The 2 Week Extremely Quick Weight Reduction Program
Okay, there is some work involved, but if you really follow this 14-day food and fitness program from L.A. trainer Ashley Borden, you are going to see results.
The Work out
Monday through Saturday of both weeks, do some type of aerobic exercise (i.e., quickly walking, jogging, or bicycling) for half an hour, morning and night, at about 70 to 80 percent of your maximum capacity. In addition, add these moves:
MONDAY, WEDNESDAY, FRIDAY
Do two sets of these:
15 push ups. Take to the military type.
20 biceps curls with five-pound weights. Stand directly.
20 triceps kickbacks with fivepound weights. Bend forward at angle and set the weights by your hips. Extend your arms behind you, then back to your own hips.
20 front and side shoulder raises with threepound weights. Keeping your arms straight, lift the weights in front of one to shoulder-height, then lower. Replicate, weight lifting to sides.
20 rear-deltoid raises with three pound weights. Stand with your feet together and bend forward at a 90-degree angle. Lift the weights straight out to your sides to shoulder height, then lower.
TUESDAY, THURSDAY, SATURDAY
Do two sets of the following:
20 squat-backs. Stand right, feet shoulderwidth apart. Stick out your buttocks and flex your knees until your thighs are virtually parallel to the ground. Straighten.
20 step-ups on each and every leg. Stand before a stairway or stepping seat and step up onto one whole foot (not just the ball) while lifting the other knee up to your own navel, then step-down.
15 calf raises. Keeping your torso straight, arise on your own toes, then lower.
40 bicycles. Lift your shoulder blades and feet an inch off the ground and “pedal” by bringing one elbow to the other knee, then switching sides.

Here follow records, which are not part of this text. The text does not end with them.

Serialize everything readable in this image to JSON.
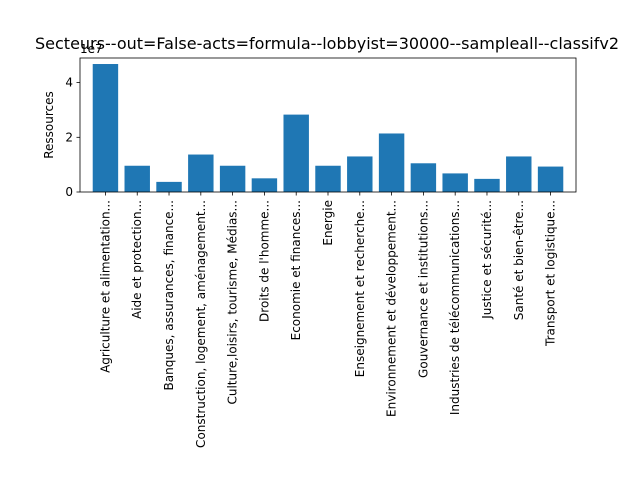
{
  "chart_data": {
    "type": "bar",
    "title": "Secteurs--out=False-acts=formula--lobbyist=30000--sampleall--classifv2",
    "xlabel": "",
    "ylabel": "Ressources",
    "offset_label": "1e7",
    "ylim": [
      0,
      4.9
    ],
    "yticks": [
      0,
      2,
      4
    ],
    "grid": false,
    "legend": "none",
    "bar_color": "#1f77b4",
    "categories": [
      "Agriculture et alimentation...",
      "Aide et protection...",
      "Banques, assurances, finance...",
      "Construction, logement, aménagement...",
      "Culture,loisirs, tourisme, Médias...",
      "Droits de l'homme...",
      "Economie et finances...",
      "Energie",
      "Enseignement et recherche...",
      "Environnement et développement...",
      "Gouvernance et institutions...",
      "Industries de télécommunications...",
      "Justice et sécurité...",
      "Santé et bien-être...",
      "Transport et logistique..."
    ],
    "values": [
      4.68,
      0.96,
      0.37,
      1.37,
      0.96,
      0.5,
      2.83,
      0.96,
      1.3,
      2.14,
      1.05,
      0.68,
      0.48,
      1.3,
      0.93
    ]
  }
}
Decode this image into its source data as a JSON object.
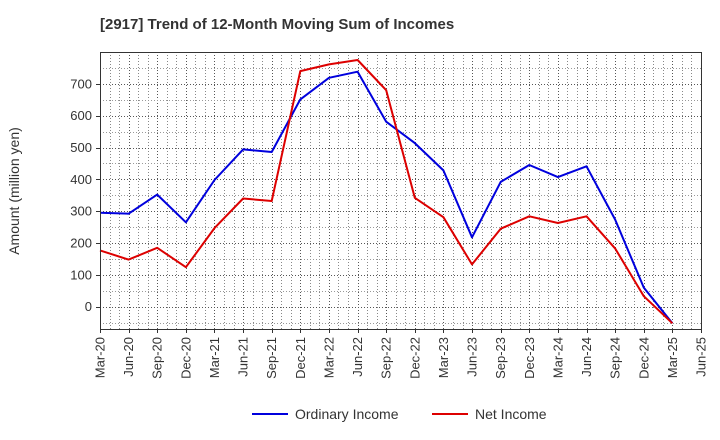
{
  "chart_data": {
    "type": "line",
    "title": "[2917]  Trend of 12-Month Moving Sum of Incomes",
    "xlabel": "",
    "ylabel": "Amount (million yen)",
    "ylim": [
      -70,
      800
    ],
    "yticks": [
      0,
      100,
      200,
      300,
      400,
      500,
      600,
      700
    ],
    "grid": true,
    "legend_position": "bottom-center",
    "categories": [
      "Mar-20",
      "Jun-20",
      "Sep-20",
      "Dec-20",
      "Mar-21",
      "Jun-21",
      "Sep-21",
      "Dec-21",
      "Mar-22",
      "Jun-22",
      "Sep-22",
      "Dec-22",
      "Mar-23",
      "Jun-23",
      "Sep-23",
      "Dec-23",
      "Mar-24",
      "Jun-24",
      "Sep-24",
      "Dec-24",
      "Mar-25",
      "Jun-25"
    ],
    "series": [
      {
        "name": "Ordinary Income",
        "color": "#0000dd",
        "values": [
          295,
          292,
          352,
          265,
          398,
          494,
          486,
          651,
          719,
          738,
          581,
          514,
          428,
          218,
          392,
          445,
          407,
          441,
          274,
          60,
          -52,
          null
        ]
      },
      {
        "name": "Net Income",
        "color": "#dd0000",
        "values": [
          177,
          148,
          185,
          124,
          247,
          340,
          332,
          740,
          761,
          775,
          680,
          342,
          281,
          133,
          245,
          284,
          263,
          284,
          183,
          33,
          -52,
          null
        ]
      }
    ]
  }
}
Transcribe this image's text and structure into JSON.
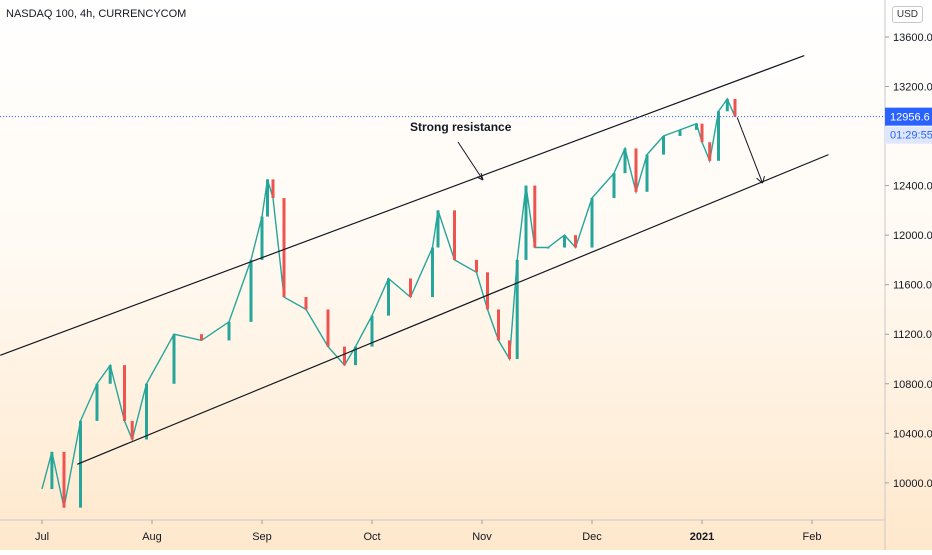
{
  "header": {
    "symbol_title": "NASDAQ 100, 4h, CURRENCYCOM",
    "currency_label": "USD"
  },
  "price_tags": {
    "last_price": "12956.6",
    "countdown": "01:29:55"
  },
  "colors": {
    "up": "#26a69a",
    "down": "#ef5350",
    "price_tag_bg": "#2962ff",
    "trendline": "#131722"
  },
  "chart_data": {
    "type": "line",
    "title": "",
    "xlabel": "",
    "ylabel": "",
    "x_ticks": [
      "Jul",
      "Aug",
      "Sep",
      "Oct",
      "Nov",
      "Dec",
      "2021",
      "Feb"
    ],
    "y_ticks": [
      10000,
      10400,
      10800,
      11200,
      11600,
      12000,
      12400,
      13200,
      13600
    ],
    "ylim": [
      9700,
      13850
    ],
    "grid": false,
    "series": [
      {
        "values": [
          [
            0.0,
            9950
          ],
          [
            0.09,
            10250
          ],
          [
            0.2,
            9800
          ],
          [
            0.35,
            10500
          ],
          [
            0.5,
            10800
          ],
          [
            0.62,
            10950
          ],
          [
            0.75,
            10500
          ],
          [
            0.82,
            10350
          ],
          [
            0.95,
            10800
          ],
          [
            1.2,
            11200
          ],
          [
            1.45,
            11150
          ],
          [
            1.7,
            11300
          ],
          [
            1.9,
            11800
          ],
          [
            2.0,
            12150
          ],
          [
            2.05,
            12450
          ],
          [
            2.1,
            12300
          ],
          [
            2.2,
            11500
          ],
          [
            2.4,
            11400
          ],
          [
            2.6,
            11100
          ],
          [
            2.75,
            10950
          ],
          [
            2.85,
            11100
          ],
          [
            3.0,
            11350
          ],
          [
            3.15,
            11650
          ],
          [
            3.35,
            11500
          ],
          [
            3.55,
            11900
          ],
          [
            3.6,
            12200
          ],
          [
            3.75,
            11800
          ],
          [
            3.95,
            11700
          ],
          [
            4.05,
            11400
          ],
          [
            4.15,
            11150
          ],
          [
            4.25,
            11000
          ],
          [
            4.32,
            11800
          ],
          [
            4.4,
            12400
          ],
          [
            4.48,
            11900
          ],
          [
            4.6,
            11900
          ],
          [
            4.75,
            12000
          ],
          [
            4.85,
            11900
          ],
          [
            5.0,
            12300
          ],
          [
            5.2,
            12500
          ],
          [
            5.3,
            12700
          ],
          [
            5.4,
            12350
          ],
          [
            5.5,
            12650
          ],
          [
            5.65,
            12800
          ],
          [
            5.8,
            12850
          ],
          [
            5.95,
            12900
          ],
          [
            6.0,
            12750
          ],
          [
            6.07,
            12600
          ],
          [
            6.15,
            13000
          ],
          [
            6.23,
            13100
          ],
          [
            6.3,
            12956.6
          ]
        ]
      }
    ],
    "annotations": {
      "text": "Strong resistance"
    }
  }
}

20 lifting crunches. Begin as above. Raise your back an inch, then one inch higher, then another, and lower.
The Meal Plan
Do morning exercises on an empty stomach. Each meal must contain one helping of a fibrous carb (each the measurement of the fist), a starchy carbohydrate, plus protein (about the measurement of your own palm). See food choices below. Down 10 eightounce glasses of water a day and take a daily multivitamin.
Protein: Turkey (white meat) or ground turkey, chicken (white meat), any fish, egg whites, tofu, beans, low fat cottage cheese or any low-fat hard cheese (a part which equals three pairs of dice), yoghurt.
Rest! And eat sensible pieces of anything you need.